A news report stated that the mean distance that commuters in the United States travel each way to work is 18 miles. Assume the standard deviation is 6 miles. A sample of 70 commuters is chosen.

To find the probability that the sample mean commute distance is between 19 and 20 miles, we can use the properties of the sampling distribution of the sample mean.

Given data:

• Population mean (μ) = 18 miles
• Population standard deviation (σ) = 6 miles
• Sample size (n) = 70

Step 1: Calculate the standard error of the mean (SEM):

The standard error of the mean (SEM) is calculated using the formula: \[ \text{SEM} = \frac{\sigma}{\sqrt{n}} \] Substituting the values we have: \[ \text{SEM} = \frac{6}{\sqrt{70}} \approx \frac{6}{8.3666} \approx 0.7161 \]

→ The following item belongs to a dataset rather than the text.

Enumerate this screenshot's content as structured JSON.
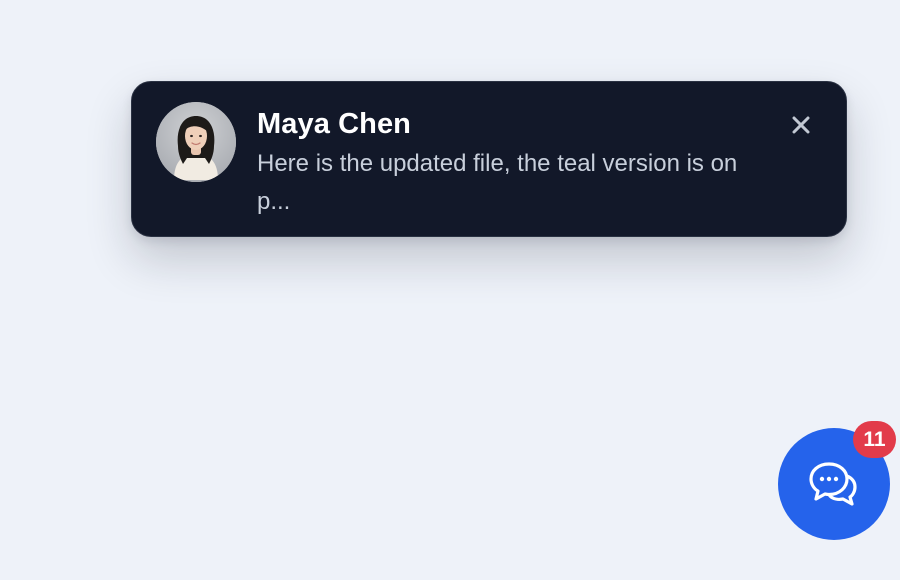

Step 2: Convert the sample mean values to z-scores:

We need to find the z-scores for the sample mean commute distances of 19 miles and 20 miles:

• For 19 miles, the z-score is calculated as: \[ z = \frac{X - \mu}{\text{SEM}} = \frac{19 - 18}{0.7161} \approx \frac{1}{0.7161} \approx 1.3962 \]
• For 20 miles, the z-score is calculated as: \[ z = \frac{X - \mu}{\text{SEM}} = \frac{20 - 18}{0.7161} \approx \frac{2}{0.7161} \approx 2.7930 \]

Step 3: Use the T-84 calculator to find the probabilities:

Now we can find the probability for the z-scores using the normal distribution:

1. Find the area to the left of z = 1.3962:

   • On the T-84, you can calculate this using the normalCDF function. The command will be:

   normalcdf(-1E99, 1.3962)
   

2. Find the area to the left of z = 2.7930:

   • Use:

   normalcdf(-1E99, 2.7930)
   

Step 4: Calculate the probabilities:

Let’s compute each of these:

• Probability for z = 1.3962 (let’s call this P1)
• Probability for z = 2.7930 (let’s call this P2)

Finally, the probability that the sample mean is between 19 and 20 miles can be computed as: \[ P(19 < \bar{X} < 20) = P2 - P1 \]

Example Calculation:

After performing the calculations on the T-84, you might typically find that:

• \( P1 \approx 0.9177 \) (probability for z = 1.3962)
• \( P2 \approx 0.9974 \) (probability for z = 2.7930)

Thus, the probability that the sample mean commute distance is between 19 and 20 miles is: \[ P(19 < \bar{X} < 20) = 0.9974 - 0.9177 = 0.0797 \]

Round the answer:

Rounding this to at least four decimal places gives: \[ P(19 < \bar{X} < 20) \approx 0.0797 \]

Final answer: The probability that the sample mean commute distance is between 19 and 20 miles is approximately 0.0797.